John told everyone I fell down the stairs.
My pencil stops. The paper trembles under my hand.
I can’t draw the woman’s face. Every time I try, the line digs too hard, the page threatening to tear. My throat tightens until I can barely swallow.
So, I draw Diesel instead.
I draw the way the morning light slides over his skin. I draw his hands, big and rough, and how they were careful when he handed me cake. I draw the set of his shoulders, the steadiness in him.
I draw because it keeps the nightmare back.
The door creaks.
Diesel steps inside carrying a bundle of firewood. His eyes flick to the sketchbook in my hands. He doesn’t comment.He drops it into the wood bin.
He studies me for a beat too long. “You okay?”
The question is a minefield. It’s the kind of question that can turn into punishment if you answer wrong.
A laugh barks out of me before I can stop it.
“No,” I say honestly. “But… I’m better than I was yesterday.”
His nod is small, like honesty matters to him. “If you need anything, I’ll be outside.”

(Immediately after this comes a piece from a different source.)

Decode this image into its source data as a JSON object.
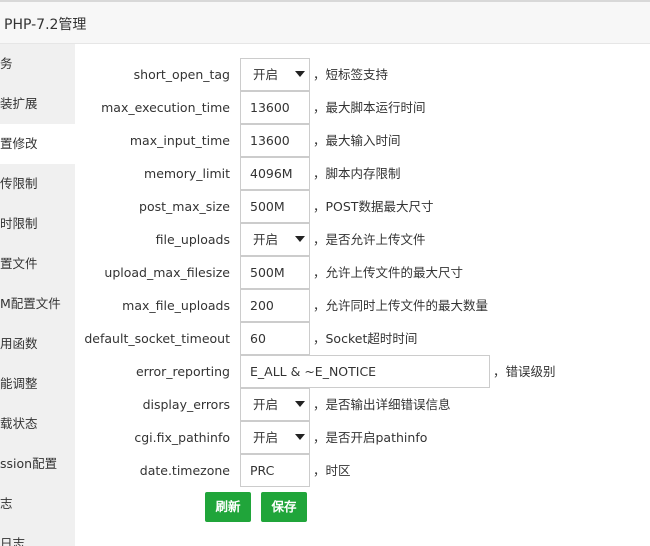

He leaves again, and the cabin falls into quiet.
The truth is, I’m terrified.
Malice will be expecting a report. My phone buzzes.
Ignoring it makes things worse.
I look.
Clock’s ticking, princess.
John.
My blood goes cold. He always calls me princess right before he hits me. It isn’t a nickname. It’s a warning.
My stomach churns. I need to give them something. Something to buy time.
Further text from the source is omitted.